Doğan’ın konserinin iptal edilmesini en sert şekilde protesto ettiklerini belirten Oluç, “. Derince Belediyesini kınıyoruz. Siz bu tür yasaklarla Kürtçe konuşulmasını, Kürtçe şarkılar ve türküler söylemesini, Kürtlerin kendi diline, kültürüne sahip çıkmasını engelleyemezsiniz” diye konuştu.
Oluç’un konuşmasının satırbaşları şöyle:
“TÜİK işsizlik rakamlarını açıkladı. Türkiye’de işsizlik oranı bu yılın ilk çeyreğinde bir önceki yılın aynı çeyreğine göre sadece 0,1 puan artmış. Sadece 0.1 artmış ve 11.4 olmuş. Bu tabii ki inandırıcı değil.
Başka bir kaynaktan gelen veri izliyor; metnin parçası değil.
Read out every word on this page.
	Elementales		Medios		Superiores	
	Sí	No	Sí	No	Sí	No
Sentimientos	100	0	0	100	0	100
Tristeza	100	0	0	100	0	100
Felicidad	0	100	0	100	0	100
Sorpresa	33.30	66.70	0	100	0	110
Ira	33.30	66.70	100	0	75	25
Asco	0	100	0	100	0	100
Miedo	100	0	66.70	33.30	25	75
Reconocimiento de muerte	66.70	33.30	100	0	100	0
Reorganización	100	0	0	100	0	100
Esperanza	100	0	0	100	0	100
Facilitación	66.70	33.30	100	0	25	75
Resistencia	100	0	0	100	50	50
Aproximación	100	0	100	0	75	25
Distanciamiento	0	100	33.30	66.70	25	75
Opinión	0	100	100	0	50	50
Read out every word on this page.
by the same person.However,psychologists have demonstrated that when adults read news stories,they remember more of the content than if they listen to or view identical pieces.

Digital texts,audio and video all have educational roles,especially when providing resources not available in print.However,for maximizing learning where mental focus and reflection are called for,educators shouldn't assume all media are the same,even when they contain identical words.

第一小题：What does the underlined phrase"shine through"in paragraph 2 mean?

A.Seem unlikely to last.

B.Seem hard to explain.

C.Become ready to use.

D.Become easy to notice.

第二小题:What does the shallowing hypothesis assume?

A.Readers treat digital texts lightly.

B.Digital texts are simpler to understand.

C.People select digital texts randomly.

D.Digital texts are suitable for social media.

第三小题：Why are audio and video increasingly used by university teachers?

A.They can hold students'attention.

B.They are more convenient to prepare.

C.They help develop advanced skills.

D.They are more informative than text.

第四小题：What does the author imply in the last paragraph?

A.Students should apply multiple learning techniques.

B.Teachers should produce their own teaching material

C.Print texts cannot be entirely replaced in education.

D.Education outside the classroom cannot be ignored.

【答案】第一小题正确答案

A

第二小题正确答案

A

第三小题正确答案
Bu veri bile Türkiye’de işsizliğin ciddi bir sorun olduğunu gösteriyor. “50 bin arttı” diyor bir önceki çeyreğe göre TÜİK. Tabii ki bunlar esas itibariyle halkı aldatmaya dönük olan, Saray’a sunulan pembe tablo verileri. Gerçeği saklayamıyor ama TÜİK. İşsizlik oranına verdikleri yeni ad da atıl işgücü oluyor. Atıl işgücü dedikleri işsizlik de ilk çeyrekte bir önceki çeyreğe değişim göstermemiş ve yüzde 22,6 olmuş. Mesele bu işte. Geniş tanımlı işsizlik 8 milyon kişiyi aştı ve 8,5 milyona ulaştı.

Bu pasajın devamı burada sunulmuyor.